Пример #1
0
 def _parse_dump(self, filepath):
     f = gzip.open(filepath, 'rb')
     context = iter(etree.iterparse(f, events=("start", "end")))
     
     event, root = context.next()
     offset = 0
     count  = 0
     
     # loop through XML and parse each product element as a book Entity
     for event, elem in context:
         if event == "end" and elem.tag == "product" and elem.get('product_id') is not None:
             root.clear()
             
             if offset < Globals.options.offset:
                 offset += 1
                 continue
             
             if Globals.options.limit and count >= Globals.options.limit:
                 break
             
             try:
                 #assert 'books' == elem.find('.//primary').text.lower()
                 #assert 'USD' == elem.find('price').get('currency')
                 #assert float(elem.find('price').find('retail').text) >= 0.0
                 
                 entity = Entity()
                 entity.subcategory  = "book"
                 
                 entity.title        = elem.get('name')
                 entity.bid          = int(elem.get('product_id'))
                 entity.sku_number   = elem.get('sku_number')
                 entity.image        = elem.find('.//productImage').text
                 
                 entity.author       = elem.find('.//Author').text
                 entity.publisher    = elem.find('.//Publisher').text
                 entity.publish_date = elem.find('.//Publish_Date').text
                 isbn = elem.find('.//ISBN').text
                 
                 if isbn is None or len(isbn) <= 0:
                     continue
                 
                 entity.isbn         = isbn
                 
                 desc = elem.find('description')
                 is_english = 'nglish' in etree.tostring(desc)
                 
                 if not is_english:
                     continue
                 
                 #print etree.tostring(elem, pretty_print=True)

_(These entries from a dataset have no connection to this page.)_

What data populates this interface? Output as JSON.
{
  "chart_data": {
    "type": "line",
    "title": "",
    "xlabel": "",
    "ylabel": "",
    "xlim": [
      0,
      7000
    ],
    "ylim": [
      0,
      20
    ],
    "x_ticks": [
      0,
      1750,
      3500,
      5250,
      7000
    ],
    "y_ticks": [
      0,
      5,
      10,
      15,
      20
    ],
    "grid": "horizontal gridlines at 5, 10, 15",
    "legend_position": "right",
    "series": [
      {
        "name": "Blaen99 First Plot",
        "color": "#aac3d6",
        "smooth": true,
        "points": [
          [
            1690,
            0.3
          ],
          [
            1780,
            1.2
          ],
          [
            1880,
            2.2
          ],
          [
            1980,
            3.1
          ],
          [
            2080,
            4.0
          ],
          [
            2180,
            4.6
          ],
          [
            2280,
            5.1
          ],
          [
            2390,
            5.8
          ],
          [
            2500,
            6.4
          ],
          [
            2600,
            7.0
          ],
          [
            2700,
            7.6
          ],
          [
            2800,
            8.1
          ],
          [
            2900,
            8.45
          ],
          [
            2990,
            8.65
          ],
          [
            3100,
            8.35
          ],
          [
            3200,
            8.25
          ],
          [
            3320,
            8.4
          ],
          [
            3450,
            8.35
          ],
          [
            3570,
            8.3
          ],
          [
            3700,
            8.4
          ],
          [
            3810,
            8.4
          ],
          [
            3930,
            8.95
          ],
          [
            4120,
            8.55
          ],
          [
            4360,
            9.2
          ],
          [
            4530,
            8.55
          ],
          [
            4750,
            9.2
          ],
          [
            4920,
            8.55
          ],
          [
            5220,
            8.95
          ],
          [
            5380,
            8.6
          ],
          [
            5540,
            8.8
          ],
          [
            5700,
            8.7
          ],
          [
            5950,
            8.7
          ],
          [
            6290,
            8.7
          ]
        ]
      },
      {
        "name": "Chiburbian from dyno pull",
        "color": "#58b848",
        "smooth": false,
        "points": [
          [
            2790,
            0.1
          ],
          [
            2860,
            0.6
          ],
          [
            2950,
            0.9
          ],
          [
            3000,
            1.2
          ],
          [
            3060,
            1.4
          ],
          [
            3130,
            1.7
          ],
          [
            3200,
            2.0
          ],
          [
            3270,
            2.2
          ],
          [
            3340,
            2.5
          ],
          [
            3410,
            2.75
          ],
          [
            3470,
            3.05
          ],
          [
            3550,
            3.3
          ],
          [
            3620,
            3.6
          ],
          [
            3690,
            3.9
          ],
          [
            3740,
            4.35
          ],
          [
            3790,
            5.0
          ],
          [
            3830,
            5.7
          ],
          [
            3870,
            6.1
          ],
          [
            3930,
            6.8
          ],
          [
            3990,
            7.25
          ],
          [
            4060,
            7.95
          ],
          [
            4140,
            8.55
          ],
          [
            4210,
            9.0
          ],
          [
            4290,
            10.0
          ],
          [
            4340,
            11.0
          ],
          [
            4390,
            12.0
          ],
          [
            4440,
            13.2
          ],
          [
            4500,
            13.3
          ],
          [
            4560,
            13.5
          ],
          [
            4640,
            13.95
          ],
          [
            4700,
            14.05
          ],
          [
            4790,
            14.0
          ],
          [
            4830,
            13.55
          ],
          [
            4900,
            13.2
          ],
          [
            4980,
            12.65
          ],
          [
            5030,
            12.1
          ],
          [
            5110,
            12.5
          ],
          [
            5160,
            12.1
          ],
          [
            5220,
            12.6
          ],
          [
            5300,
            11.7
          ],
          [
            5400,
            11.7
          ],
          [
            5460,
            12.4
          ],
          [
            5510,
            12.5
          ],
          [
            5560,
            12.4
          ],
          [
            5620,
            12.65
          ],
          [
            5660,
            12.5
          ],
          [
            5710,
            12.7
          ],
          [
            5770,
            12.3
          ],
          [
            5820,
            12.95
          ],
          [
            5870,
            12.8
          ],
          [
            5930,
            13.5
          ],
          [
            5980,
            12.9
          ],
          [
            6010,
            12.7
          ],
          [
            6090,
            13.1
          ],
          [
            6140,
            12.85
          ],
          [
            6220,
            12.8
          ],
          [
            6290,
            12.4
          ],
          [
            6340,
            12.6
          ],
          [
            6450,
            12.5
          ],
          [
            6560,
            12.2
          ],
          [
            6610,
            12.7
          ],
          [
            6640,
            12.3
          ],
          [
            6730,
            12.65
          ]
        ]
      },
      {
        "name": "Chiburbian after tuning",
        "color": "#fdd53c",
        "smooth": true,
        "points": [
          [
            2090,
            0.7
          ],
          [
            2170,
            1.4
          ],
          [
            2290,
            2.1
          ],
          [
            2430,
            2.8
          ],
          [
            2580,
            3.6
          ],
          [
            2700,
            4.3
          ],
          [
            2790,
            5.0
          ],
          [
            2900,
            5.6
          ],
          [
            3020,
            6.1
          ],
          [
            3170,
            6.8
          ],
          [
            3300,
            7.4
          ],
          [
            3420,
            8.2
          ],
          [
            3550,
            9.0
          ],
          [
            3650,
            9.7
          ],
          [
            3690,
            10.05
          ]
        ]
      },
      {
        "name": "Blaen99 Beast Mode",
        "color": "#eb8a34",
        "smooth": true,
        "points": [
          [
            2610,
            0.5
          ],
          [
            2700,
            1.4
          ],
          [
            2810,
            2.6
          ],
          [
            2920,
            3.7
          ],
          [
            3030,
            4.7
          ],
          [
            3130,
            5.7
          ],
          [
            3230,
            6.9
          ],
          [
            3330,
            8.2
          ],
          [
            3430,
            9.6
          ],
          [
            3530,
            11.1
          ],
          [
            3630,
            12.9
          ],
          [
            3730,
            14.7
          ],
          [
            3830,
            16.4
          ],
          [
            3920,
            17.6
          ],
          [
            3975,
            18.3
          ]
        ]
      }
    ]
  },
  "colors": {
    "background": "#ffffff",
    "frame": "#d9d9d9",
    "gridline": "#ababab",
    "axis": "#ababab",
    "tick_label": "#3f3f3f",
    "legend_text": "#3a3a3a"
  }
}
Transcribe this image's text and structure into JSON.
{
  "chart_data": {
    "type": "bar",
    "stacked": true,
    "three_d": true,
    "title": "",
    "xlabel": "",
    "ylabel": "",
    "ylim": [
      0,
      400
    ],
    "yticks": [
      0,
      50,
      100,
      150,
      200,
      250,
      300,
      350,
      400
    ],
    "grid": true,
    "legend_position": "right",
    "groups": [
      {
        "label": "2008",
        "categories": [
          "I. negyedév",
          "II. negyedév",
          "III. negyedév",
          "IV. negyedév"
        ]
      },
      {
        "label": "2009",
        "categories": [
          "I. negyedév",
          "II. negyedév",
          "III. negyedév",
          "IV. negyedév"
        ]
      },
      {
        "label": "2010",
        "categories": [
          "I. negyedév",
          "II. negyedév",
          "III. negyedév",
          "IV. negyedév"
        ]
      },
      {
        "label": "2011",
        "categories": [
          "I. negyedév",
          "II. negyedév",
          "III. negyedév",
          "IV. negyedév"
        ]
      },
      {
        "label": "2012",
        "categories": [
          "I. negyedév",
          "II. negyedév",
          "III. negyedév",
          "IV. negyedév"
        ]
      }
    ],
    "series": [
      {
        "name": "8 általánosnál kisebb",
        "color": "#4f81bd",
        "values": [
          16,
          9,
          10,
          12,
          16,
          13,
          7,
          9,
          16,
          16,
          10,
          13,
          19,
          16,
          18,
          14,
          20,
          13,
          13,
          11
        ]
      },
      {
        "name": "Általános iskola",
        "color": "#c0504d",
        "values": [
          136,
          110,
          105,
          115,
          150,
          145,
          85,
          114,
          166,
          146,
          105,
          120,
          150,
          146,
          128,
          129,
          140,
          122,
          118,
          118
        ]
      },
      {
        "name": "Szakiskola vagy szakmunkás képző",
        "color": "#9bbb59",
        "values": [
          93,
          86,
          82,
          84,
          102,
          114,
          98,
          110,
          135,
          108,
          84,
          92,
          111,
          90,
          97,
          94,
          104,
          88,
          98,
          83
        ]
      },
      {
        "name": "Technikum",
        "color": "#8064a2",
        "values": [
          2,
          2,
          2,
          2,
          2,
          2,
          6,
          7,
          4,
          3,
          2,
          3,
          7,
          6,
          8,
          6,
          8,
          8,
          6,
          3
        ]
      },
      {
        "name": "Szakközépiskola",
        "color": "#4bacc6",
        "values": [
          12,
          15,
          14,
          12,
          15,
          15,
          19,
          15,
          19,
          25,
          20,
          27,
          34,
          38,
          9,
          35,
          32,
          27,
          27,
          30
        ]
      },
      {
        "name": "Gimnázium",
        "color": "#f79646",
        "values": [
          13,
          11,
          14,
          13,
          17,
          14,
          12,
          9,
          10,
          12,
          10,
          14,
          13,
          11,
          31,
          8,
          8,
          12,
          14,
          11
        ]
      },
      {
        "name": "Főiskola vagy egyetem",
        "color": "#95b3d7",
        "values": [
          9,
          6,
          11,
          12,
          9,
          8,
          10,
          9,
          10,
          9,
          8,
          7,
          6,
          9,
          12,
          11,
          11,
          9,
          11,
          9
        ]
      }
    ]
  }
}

                 #self._globals['books'] = elem
                 #pprint(entity.value)
                 
                 self._output.put(entity)
                 count += 1
                 
                 # give the downstream consumer threads an occasional chance to work
                 if 0 == (count % 512):
                     time.sleep(0.1)
                 
                 parent = elem.getparent()
                 while True:
                     prev = elem.getprevious()
                     if prev is None:
                         break
                     parent.remove(prev)
                 
                 elem.clear()
             except Exception, e:
                 utils.printException()